With one application for the appointment of counsel (ECF No. 86), Brown enclosed letters from six lawyers turning down the opportunity to represent him in this case, along with a "Verified Amended Complaint." (ECF No. 86-1.) In his second application for pro bono counsel, Brown included an affidavit in which he explained that he is "a layman whom [sic] is suffering from serious mental illness with no knowledge of the laws ..." and claims that his mental condition makes it problematic for him to understand and comprehend any legal standards and instructions. (ECF No. 87.) Included in the second application is a memorandum from an unnamed individual who is evidently assisting Brown with preparation of his papers in opposition to the motion to dismiss. (ECF No. 87 at 9.) On November 8, 2019, after receiving extensions of time to do so, Brown filed his response to the motion to dismiss. (Reply to Defendants 12(b)6 and 12(c) Notice of Motion and Memorandum of Law, Nov. 8, 2019, ECF No. 98.) Brown's response cites the standard of review for a motion to dismiss,3 contains citations to current case law, asks for leave to amend the First Amended Complaint, outlines the operative facts from the current complaint, and makes several cogent arguments against dismissal.

The Hon. Elizabeth Wolford outlined the standard for assignment of pro bono counsel. (Order Granting Motion to Appoint Counsel, Feb. 22, 2017, ECF No. 23.) "In deciding whether to appoint counsel, ... the district judge should first determine whether the indigent's position seems likely to be of substance," and "[i]f the claim meets this threshold requirement, the court must then consider" a number of other factors in making its determination. Hodge v. Police Officers, 802 F.2d 58, 61 (2d Cir. 1986). Judge Wolford has already found that Brown's position seems likely to be of substance. Under Hodge:

If the claim meets this threshold requirement, the court should then consider the indigent's ability to investigate the crucial facts, whether conflicting evidence implicating the need for cross-examination will be the major proof presented to the fact finder, the indigent's ability to present the case, the complexity of the legal issues and any special reason in that case why appointment of counsel would be more likely to lead to a just determination.

Id. at 61-62.

At this stage in the litigation, Brown has shown an ability to adequately represent himself in opposing the pending motion to dismiss. Depending on the outcome of that motion, he may need assistance investigating any claims that remain in the litigation, as well as assistance with cross-examination.

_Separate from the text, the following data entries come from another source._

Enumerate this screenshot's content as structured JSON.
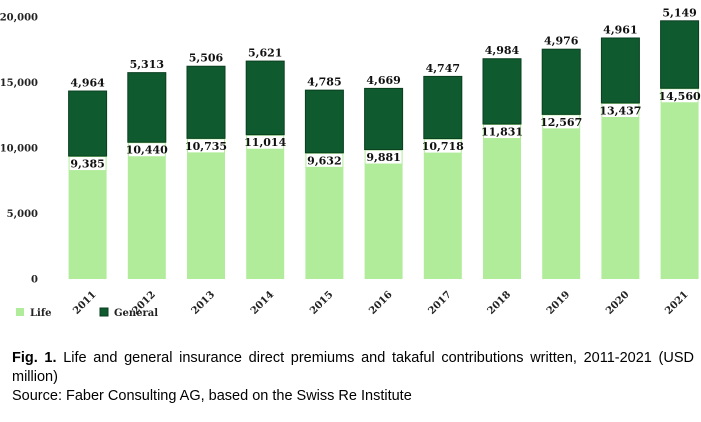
{
  "chart_data": {
    "type": "bar",
    "stacked": true,
    "categories": [
      "2011",
      "2012",
      "2013",
      "2014",
      "2015",
      "2016",
      "2017",
      "2018",
      "2019",
      "2020",
      "2021"
    ],
    "series": [
      {
        "name": "Life",
        "color": "#b1ec9b",
        "values": [
          9385,
          10440,
          10735,
          11014,
          9632,
          9881,
          10718,
          11831,
          12567,
          13437,
          14560
        ],
        "value_labels": [
          "9,385",
          "10,440",
          "10,735",
          "11,014",
          "9,632",
          "9,881",
          "10,718",
          "11,831",
          "12,567",
          "13,437",
          "14,560"
        ]
      },
      {
        "name": "General",
        "color": "#0f5a2e",
        "values": [
          4964,
          5313,
          5506,
          5621,
          4785,
          4669,
          4747,
          4984,
          4976,
          4961,
          5149
        ],
        "value_labels": [
          "4,964",
          "5,313",
          "5,506",
          "5,621",
          "4,785",
          "4,669",
          "4,747",
          "4,984",
          "4,976",
          "4,961",
          "5,149"
        ]
      }
    ],
    "ylim": [
      0,
      20000
    ],
    "yticks": [
      0,
      5000,
      10000,
      15000,
      20000
    ],
    "ytick_labels": [
      "0",
      "5,000",
      "10,000",
      "15,000",
      "20,000"
    ],
    "grid": false,
    "legend_position": "bottom-left",
    "xlabel": "",
    "ylabel": ""
  },
  "caption": {
    "fig_label": "Fig. 1.",
    "text": " Life and general insurance direct premiums and takaful contributions written, 2011-2021 (USD million)",
    "source": "Source: Faber Consulting AG, based on the Swiss Re Institute"
  }
}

For the time being, however, considering the sacristy of pro bono counsel, and the thoroughness with which Brown has represented himself on the motion to dismiss, the Court denies his application for the assignment of pro bono counsel. Brown's motions, ECF No. 86 and ECF No. 87, are denied. This denial is without prejudice to renewal should Brown continue to be involved in suing three facilities and 60 defendants after the District Judge's decision on the motion to dismiss.

IT IS SO ORDERED.

FootNotes


1. Mr. Getz was appointed by the Court for the limited purpose of drafting an amended complaint and no longer represents Brown.
2. According to the docket, he is presently housed in Sullivan Correctional Facility.
3. On page 5, however, the memorandum makes a passing reference to the overruled Conley standard (Conley v. Gibson, 355 U.S. 41 (1957)) while quoting language from Haines v. Kerner, 404 U.S. 519, 521 (1972).